First off, thanks for the app, its great for my notes and has genuinely helped me and many more as Joplin has become a generally celebrated app.
In fact, it is one of the top 100 apps on Flathub with over 200k downloads. If I'm correct to assume that the Joplin statistics page doesn't include Flathub downloads, that still means that at least a quarter of Linux users use Joplin through Flathub. That percentage could also be drastically higher as Github likely calculates each update install as a separate number while Flathub doesn't. That, I believe, is a significant number since neither the main page nor most of the coverage suggesting Joplin, even directly link to Flathub. The manifests that are required to publish there are said to have been made more accessible since the first discussion on the topic here as well.
Therefore, I wanted to ask you to reconsider officially supporting flatpaks as a means of installation. Additionally perhaps pointing users there and/or possibly ensuring the package quality. I realize that there is a community port thanks to catsout but Flathub seems to deserve more attention. A supported and advertised flatpak version could benefit both the Joplin ecosystem and theirs as fellow GPL projects.

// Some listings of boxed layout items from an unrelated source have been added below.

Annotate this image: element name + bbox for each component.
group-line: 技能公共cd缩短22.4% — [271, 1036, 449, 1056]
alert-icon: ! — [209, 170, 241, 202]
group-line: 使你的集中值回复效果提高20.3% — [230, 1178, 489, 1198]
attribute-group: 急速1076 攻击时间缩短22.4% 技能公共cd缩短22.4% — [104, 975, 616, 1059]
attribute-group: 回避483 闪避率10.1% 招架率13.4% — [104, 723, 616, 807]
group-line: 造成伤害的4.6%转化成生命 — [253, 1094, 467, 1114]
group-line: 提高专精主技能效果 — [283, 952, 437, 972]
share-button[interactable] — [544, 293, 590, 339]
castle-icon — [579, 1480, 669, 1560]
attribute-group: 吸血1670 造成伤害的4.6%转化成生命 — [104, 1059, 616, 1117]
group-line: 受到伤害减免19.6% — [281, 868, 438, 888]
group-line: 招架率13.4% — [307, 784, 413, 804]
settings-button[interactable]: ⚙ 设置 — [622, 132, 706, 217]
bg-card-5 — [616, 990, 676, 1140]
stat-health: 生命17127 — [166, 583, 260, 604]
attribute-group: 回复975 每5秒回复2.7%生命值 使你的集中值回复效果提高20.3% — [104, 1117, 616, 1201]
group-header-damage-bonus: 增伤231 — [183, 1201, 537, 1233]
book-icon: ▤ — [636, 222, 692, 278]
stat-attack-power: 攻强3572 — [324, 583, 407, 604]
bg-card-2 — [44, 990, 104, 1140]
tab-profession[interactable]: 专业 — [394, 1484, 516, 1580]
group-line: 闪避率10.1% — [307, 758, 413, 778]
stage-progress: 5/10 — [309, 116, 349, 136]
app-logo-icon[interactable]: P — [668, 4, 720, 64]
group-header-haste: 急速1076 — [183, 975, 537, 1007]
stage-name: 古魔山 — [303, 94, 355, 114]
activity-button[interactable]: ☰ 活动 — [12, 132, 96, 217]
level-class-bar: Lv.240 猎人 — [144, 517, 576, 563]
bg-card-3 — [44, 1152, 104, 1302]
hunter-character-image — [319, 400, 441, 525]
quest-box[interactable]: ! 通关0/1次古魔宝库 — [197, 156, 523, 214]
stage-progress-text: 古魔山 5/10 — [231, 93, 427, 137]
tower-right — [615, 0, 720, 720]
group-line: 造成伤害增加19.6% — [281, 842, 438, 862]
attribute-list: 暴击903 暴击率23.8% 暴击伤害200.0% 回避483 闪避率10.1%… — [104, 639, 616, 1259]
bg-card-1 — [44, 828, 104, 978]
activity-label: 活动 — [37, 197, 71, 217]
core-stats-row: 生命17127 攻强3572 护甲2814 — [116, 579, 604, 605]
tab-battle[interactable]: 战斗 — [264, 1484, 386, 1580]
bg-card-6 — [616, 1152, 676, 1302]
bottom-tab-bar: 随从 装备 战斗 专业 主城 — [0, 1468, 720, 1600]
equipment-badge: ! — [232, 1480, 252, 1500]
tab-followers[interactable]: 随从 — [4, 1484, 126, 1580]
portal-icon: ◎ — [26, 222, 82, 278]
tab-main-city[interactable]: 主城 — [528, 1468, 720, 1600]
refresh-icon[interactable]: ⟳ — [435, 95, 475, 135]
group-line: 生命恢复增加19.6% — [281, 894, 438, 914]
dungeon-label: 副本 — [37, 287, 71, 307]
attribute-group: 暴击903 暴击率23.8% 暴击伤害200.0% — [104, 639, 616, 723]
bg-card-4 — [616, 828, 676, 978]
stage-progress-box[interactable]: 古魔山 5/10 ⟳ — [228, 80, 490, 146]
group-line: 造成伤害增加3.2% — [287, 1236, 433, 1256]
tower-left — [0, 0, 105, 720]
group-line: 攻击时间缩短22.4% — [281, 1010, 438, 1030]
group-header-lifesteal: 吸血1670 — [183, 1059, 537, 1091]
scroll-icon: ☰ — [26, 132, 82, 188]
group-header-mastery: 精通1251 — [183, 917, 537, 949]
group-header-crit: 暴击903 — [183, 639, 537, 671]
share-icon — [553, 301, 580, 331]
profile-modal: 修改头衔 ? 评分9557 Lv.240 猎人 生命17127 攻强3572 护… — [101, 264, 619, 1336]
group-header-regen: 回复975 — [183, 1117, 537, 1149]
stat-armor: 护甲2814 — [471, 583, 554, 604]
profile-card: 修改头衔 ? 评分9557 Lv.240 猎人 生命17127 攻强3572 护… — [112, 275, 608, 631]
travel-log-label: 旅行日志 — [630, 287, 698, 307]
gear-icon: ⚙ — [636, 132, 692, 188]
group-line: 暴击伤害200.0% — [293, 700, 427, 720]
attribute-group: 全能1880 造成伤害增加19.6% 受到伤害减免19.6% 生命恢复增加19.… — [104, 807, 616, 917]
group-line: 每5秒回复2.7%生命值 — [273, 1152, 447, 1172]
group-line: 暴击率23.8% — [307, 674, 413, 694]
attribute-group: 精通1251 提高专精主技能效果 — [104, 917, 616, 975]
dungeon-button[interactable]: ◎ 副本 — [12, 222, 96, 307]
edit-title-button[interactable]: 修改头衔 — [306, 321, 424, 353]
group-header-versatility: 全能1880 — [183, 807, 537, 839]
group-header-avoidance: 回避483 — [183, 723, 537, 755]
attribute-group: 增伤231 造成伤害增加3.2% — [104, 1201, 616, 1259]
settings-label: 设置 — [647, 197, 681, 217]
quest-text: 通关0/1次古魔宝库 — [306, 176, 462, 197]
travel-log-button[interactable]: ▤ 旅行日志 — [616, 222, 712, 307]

I understand that this is a F(L)OSS project with limited resources so please don't take this as a demand. I just wanted to point out that Joplin could benefit from better utilizing its and Flathub's increasing popularity.
Note: I can't mention catsout because I'm a new user.
I've got no evidence to back it up but this is probably quite likely due to the various "stores" on popular distros.For example on Linux Mint or Fedora, if you type Joplin then you get the flatpak come up (and I imagine on Ubuntu it is the same but brings up the snap).
Appimages don't really have a proper and universally recognised "package manager" (quoted because I know thats not really the point of appimages) that is found as a source on these various store apps.
We don't officially support it because it's a lot of work, and the unofficial one seems to work well so why would we change that?
That's actually a good example of open source working as it should, with skilled enthusiasts doing work that helps maintainers (mostly me) focus on other things. I'm grateful that I don't have to maintain the Homebrew, Snap, Flathub, Chocolatey, F-Droid and many other such popular packages because it's already done so well by independent developers.